Mastodon

Using the new Function heatmap to Display a Distance Matrix in Cluster Analysis

The new function heatmap was released with R2017a, providing a great way of displaying distance matrices in cluster analysis. Here I demonstrate how to modify the script of Chapter 9.5 of MRES.

As an exercise in performing a cluster analysis, the sediment data stored in sediments_3.txt are loaded. The function pdist provides many different measures of distance, such as the Euclidian or Manhattan (or city block) distance. We use the default setting which is the Euclidian distance.

clear
data = load('sediments_3.txt');
Y = pdist(data);

The function pdist returns a vector Y containing the distances between each pair of observations in the original data matrix. We can visualize the distances in a pseudocolor plot.

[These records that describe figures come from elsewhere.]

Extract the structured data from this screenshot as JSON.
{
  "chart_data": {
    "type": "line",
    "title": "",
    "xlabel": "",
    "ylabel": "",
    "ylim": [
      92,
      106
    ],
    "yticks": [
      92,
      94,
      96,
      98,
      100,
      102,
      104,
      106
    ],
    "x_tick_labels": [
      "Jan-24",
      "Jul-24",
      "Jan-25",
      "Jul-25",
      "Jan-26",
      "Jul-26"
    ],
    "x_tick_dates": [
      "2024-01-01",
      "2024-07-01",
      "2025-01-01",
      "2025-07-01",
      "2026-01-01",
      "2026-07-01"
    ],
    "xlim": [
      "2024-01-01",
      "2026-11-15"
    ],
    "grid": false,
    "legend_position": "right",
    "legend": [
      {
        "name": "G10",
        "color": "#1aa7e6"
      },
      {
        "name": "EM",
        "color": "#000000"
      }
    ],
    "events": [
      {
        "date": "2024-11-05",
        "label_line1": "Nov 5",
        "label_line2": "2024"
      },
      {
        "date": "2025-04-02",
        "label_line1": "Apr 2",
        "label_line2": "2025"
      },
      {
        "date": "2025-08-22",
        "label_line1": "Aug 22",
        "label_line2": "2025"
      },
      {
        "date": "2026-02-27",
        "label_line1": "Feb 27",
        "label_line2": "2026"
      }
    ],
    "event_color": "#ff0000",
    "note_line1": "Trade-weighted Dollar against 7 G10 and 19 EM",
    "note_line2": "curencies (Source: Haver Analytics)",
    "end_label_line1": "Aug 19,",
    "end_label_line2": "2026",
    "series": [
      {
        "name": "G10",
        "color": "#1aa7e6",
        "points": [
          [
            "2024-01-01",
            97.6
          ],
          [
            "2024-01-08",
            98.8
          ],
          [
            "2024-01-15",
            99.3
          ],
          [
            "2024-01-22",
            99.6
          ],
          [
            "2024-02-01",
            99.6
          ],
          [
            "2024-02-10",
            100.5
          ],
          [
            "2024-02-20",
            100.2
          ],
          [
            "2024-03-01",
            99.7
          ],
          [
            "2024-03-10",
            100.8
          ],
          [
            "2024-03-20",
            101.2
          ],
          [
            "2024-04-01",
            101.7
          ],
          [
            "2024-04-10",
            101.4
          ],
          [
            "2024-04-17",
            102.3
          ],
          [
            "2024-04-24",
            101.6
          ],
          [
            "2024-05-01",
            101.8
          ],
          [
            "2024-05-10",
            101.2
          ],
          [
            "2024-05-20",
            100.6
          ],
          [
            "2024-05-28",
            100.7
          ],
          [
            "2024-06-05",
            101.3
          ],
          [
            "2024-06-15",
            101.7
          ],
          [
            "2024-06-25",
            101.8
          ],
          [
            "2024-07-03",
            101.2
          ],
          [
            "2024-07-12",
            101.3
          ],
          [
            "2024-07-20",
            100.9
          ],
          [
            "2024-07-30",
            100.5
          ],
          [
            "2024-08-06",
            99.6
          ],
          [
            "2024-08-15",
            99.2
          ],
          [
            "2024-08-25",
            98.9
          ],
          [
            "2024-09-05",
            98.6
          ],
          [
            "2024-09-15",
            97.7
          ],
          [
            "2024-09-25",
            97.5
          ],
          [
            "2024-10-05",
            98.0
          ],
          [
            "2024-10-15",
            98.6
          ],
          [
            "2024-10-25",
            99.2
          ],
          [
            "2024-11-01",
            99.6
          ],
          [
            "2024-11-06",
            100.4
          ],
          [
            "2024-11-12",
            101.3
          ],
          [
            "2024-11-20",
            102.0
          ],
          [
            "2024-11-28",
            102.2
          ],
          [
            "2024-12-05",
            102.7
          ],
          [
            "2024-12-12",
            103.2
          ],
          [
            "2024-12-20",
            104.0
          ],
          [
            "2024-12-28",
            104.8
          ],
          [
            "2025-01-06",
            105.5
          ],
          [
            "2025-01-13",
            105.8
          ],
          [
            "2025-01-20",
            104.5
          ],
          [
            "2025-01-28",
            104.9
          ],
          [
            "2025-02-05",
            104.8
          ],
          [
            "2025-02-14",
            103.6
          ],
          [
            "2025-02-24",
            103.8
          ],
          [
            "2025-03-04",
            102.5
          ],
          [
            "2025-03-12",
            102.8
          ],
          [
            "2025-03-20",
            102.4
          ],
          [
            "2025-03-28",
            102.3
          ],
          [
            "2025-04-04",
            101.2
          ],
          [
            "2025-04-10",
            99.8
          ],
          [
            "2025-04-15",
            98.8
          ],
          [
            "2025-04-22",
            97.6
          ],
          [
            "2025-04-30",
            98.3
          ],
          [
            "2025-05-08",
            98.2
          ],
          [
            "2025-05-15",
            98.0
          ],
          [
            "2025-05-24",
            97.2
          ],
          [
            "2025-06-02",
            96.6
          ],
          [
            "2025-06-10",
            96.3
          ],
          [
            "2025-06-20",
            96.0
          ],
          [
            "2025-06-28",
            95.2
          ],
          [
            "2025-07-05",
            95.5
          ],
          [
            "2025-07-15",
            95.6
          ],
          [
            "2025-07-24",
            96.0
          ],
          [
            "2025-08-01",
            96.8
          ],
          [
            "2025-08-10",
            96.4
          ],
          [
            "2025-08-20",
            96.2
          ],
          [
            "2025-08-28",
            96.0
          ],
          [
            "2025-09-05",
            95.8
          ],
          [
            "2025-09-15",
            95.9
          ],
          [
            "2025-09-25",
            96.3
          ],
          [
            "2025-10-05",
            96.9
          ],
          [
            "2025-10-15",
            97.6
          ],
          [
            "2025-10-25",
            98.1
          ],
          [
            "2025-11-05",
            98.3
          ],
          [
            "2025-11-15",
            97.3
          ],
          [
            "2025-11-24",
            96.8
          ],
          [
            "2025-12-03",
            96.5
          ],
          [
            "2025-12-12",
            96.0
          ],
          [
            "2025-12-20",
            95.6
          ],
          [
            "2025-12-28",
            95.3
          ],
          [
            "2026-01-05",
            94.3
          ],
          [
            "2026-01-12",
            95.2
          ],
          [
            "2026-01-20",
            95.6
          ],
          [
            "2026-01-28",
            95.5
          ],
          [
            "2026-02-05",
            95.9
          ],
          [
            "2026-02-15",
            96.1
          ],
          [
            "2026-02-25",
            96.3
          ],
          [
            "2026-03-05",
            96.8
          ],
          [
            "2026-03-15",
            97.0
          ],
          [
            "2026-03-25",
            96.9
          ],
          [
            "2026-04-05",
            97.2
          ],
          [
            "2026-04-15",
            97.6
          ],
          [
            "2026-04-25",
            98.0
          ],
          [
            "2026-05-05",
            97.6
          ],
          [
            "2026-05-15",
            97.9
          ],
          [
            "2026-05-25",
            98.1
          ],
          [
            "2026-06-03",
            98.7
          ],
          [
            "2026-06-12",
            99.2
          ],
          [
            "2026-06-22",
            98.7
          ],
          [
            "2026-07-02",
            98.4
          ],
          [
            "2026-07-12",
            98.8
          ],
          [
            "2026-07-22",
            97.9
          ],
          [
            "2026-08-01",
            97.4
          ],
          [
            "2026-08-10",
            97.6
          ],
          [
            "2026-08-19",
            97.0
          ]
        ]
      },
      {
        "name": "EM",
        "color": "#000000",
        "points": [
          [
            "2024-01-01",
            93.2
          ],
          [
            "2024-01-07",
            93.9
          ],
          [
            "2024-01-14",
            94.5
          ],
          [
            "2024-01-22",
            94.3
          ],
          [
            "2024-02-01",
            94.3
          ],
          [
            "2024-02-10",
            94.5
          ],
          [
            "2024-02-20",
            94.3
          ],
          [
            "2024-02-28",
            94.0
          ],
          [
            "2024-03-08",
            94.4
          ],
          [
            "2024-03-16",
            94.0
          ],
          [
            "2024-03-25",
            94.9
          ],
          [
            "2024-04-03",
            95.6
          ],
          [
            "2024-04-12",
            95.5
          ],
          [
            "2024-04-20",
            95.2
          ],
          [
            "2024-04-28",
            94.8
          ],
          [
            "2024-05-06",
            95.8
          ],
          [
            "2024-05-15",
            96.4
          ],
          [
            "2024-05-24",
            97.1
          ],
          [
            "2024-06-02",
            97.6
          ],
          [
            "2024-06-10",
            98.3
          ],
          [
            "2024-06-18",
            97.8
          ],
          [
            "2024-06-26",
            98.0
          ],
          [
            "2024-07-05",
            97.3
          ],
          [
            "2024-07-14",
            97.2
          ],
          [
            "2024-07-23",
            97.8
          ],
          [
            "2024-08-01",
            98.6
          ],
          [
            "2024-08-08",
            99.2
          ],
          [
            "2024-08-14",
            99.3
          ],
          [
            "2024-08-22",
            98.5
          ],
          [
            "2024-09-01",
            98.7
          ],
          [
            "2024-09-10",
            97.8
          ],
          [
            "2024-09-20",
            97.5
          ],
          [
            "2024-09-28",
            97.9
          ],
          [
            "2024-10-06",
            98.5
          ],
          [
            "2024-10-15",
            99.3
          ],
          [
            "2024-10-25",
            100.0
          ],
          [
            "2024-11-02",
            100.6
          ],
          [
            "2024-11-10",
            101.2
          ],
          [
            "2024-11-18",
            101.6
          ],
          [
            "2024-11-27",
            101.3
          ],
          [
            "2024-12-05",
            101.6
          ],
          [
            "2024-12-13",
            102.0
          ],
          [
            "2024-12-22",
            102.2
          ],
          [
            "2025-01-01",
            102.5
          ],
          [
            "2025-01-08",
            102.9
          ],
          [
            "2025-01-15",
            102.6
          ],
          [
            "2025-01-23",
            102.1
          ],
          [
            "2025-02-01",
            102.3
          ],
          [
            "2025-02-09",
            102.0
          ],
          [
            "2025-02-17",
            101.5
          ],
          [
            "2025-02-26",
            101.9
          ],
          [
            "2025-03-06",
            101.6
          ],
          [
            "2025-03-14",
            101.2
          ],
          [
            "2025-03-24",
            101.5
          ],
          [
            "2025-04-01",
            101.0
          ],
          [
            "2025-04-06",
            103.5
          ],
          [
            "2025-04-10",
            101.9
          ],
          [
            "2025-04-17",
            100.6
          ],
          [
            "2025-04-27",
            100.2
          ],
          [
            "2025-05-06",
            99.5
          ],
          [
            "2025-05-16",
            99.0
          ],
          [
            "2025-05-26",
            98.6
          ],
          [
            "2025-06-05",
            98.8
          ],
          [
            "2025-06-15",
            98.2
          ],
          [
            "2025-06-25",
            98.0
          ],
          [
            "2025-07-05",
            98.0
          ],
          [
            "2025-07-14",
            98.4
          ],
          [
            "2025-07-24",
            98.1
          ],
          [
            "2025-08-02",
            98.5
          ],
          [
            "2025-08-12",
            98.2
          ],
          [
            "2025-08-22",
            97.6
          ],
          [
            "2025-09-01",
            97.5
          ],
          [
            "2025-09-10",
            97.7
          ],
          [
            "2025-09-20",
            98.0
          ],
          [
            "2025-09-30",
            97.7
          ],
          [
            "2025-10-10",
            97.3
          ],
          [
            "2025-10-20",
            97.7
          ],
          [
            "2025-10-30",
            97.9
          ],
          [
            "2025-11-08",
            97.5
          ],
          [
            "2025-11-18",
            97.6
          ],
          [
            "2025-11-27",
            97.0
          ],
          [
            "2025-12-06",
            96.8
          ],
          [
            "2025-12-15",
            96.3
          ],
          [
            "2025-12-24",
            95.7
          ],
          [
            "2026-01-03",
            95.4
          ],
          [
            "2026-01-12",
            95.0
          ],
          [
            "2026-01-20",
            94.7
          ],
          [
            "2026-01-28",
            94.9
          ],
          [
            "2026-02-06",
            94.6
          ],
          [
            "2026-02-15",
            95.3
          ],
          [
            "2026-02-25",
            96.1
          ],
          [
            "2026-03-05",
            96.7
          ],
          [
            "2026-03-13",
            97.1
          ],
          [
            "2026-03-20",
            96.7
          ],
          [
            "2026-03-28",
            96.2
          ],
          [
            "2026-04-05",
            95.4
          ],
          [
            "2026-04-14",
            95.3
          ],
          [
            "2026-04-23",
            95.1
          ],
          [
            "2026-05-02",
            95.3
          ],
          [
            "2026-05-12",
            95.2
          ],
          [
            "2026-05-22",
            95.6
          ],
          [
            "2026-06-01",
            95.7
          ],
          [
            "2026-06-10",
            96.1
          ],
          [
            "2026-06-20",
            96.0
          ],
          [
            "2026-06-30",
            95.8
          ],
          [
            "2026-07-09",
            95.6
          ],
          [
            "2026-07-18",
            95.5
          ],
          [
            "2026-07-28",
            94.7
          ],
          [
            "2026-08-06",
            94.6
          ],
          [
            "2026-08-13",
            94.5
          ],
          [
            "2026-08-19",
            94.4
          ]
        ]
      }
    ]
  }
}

imagesc(squareform(Y)), colormap(hot)
title('Euclidean distance between pairs of samples')
xlabel('First Sample No.')
ylabel('Second Sample No.')
colorbar

Alternatively, we can use the new function heatmap released with MATLAB R2017a. According to Wikipedia, a heatmap is a graphical representation of data where the individual values contained in the array are represented as colors.

heatmap(squareform(Y))
title('Euclidean distance between pairs of samples')
xlabel('First Sample No.')
ylabel('Second Sample No.')

The function squareform converts Y into a symmetric, square format, so that the elements (i,j) of the matrix denote the distance between the i and j objects in the original data. We next rank and link the samples with respect to the inverse of their separation distances using the function linkage

Z = linkage(Y)

which yields

Z =
  2.0000  9.0000 0.0564
  8.0000 10.0000 0.0730
  1.0000 12.0000 0.0923
  6.0000  7.0000 0.1022
 11.0000 13.0000 0.1129
  3.0000  4.0000 0.1604
 15.0000 16.0000 0.1737
  5.0000 17.0000 0.1764
 14.0000 18.0000 0.2146

In this 3-column array Z, each row identifies a link. The first two columns identify the objects (or samples) that have been linked, while the third column contains the separation distance between these two objects, i.e. the values display in the heatmap. Finally, we visualize the hierarchical clusters as a dendrogram.

dendrogram(Z);
xlabel('Sample No.')
ylabel('Distance')
box on

More details about cluster analysis can be found in Chapter 9.5 of MRES.